October 12, 2007 -- Annual Meeting of the American Neurological Association (

ADHD is present in about 60% of children with TS, and OCD occurs in approximately 30% of children with TS.
The study enrolled 94 children: 27 with TS only; 33 with TS + ADHD; 12 with TS + OCD; and 22 TS patients with both ADHD + OCD. The mean age of the subjects was 11.1 years (range 7-17); 83% were male.

Tic severity was assessed using the Yale Global Tic Severity Scale (YGTSS), which measures both tic severity and the impairment associated with tics (social, self-image, quality of life). A higher YGTSS value indicates greater severity.
Mean YGTSS tic score, and the mean YGTSS tic plus impairment score, were significantly (P <.05) higher in the children with TS + ADHD + OCD than in those with TS only, or in those with TS + ADHD.

The percentage of children taking medication to control their tics was also significantly (P <.05) higher in the TS + ADHD + OCD group (73%) than in any of the other three groups -- TS (22%), TS + ADHD (45%), TS + OCD (25%).
Tics typically become more severe in high-stress situations. The report suggests, therefore, that the greater tic severity reported in children with all three disorders may be the result of greater psychosocial stress due to multiple clinical problems. Alternatively, greater tic severity in those with children with TS + ADHD + OCD may be part of a more severe clinical phenotype.

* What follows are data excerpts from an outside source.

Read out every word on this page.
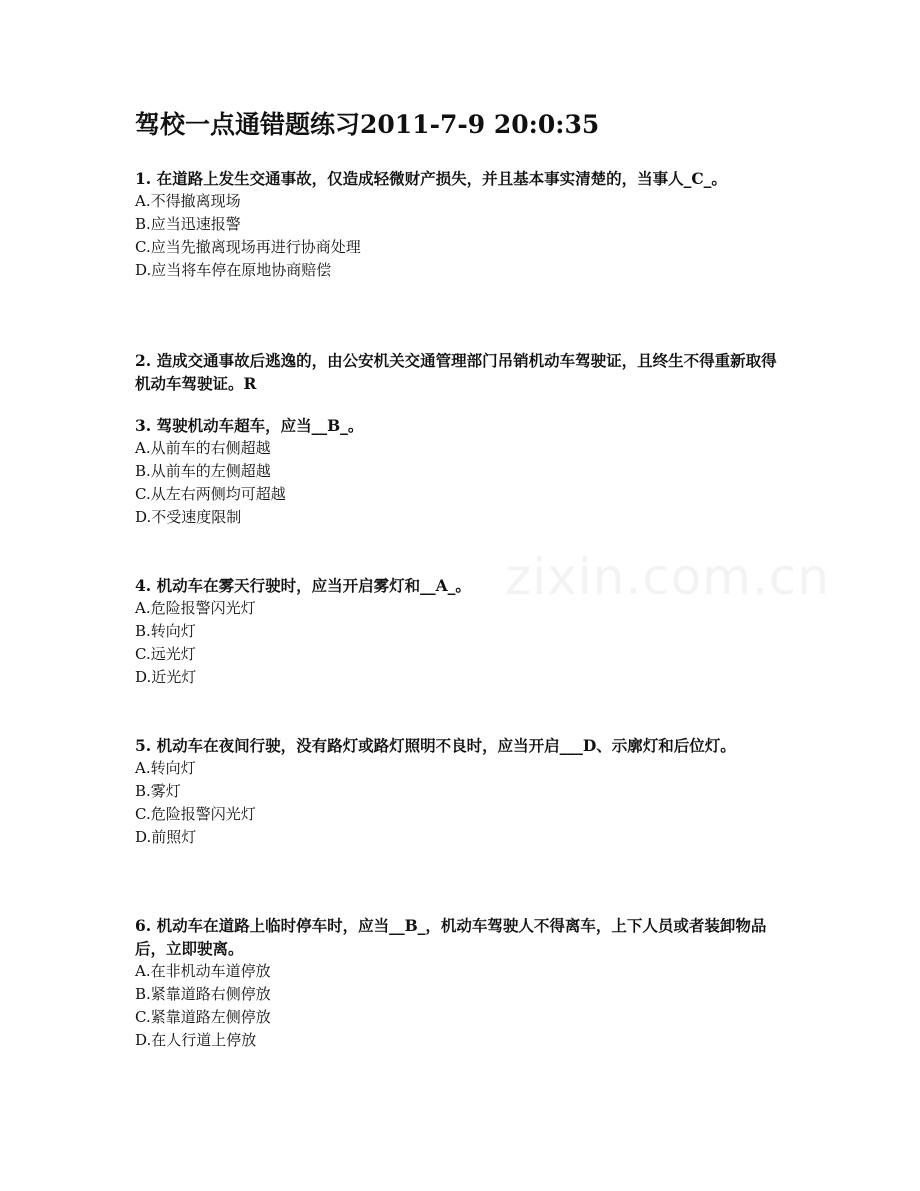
zixin.com.cn
驾校一点通错题练习2011-7-9 20:0:35

1. 在道路上发生交通事故，仅造成轻微财产损失，并且基本事实清楚的，当事人_C_。

A.不得撤离现场

B.应当迅速报警

C.应当先撤离现场再进行协商处理

D.应当将车停在原地协商赔偿

2. 造成交通事故后逃逸的，由公安机关交通管理部门吊销机动车驾驶证，且终生不得重新取得机动车驾驶证。R

3. 驾驶机动车超车，应当__B_。

A.从前车的右侧超越

B.从前车的左侧超越

C.从左右两侧均可超越

D.不受速度限制

4. 机动车在雾天行驶时，应当开启雾灯和__A_。

A.危险报警闪光灯

B.转向灯

C.远光灯

D.近光灯

5. 机动车在夜间行驶，没有路灯或路灯照明不良时，应当开启___D、示廓灯和后位灯。

A.转向灯

B.雾灯

C.危险报警闪光灯

D.前照灯

6. 机动车在道路上临时停车时，应当__B_，机动车驾驶人不得离车，上下人员或者装卸物品后，立即驶离。

A.在非机动车道停放

B.紧靠道路右侧停放

C.紧靠道路左侧停放

D.在人行道上停放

Statistical analysis established that tic severity is significantly associated with multiple factors, including gender (higher YGTSS scores in males), diagnosis (TS, TS + ADHD, TS + OCD, or TS + ADHD + OCD), and treatment for ADHD (compared to no ADHD treatment; P <.02).

Dr. Pringsheim noted that studies from 20 or 30 years ago showed increased tic behaviour in children treated for ADHD. By contrast, recent studies, including this one, have demonstrated that medications for ADHD actually decrease tic severity, as borne out by lower YGTSS scores.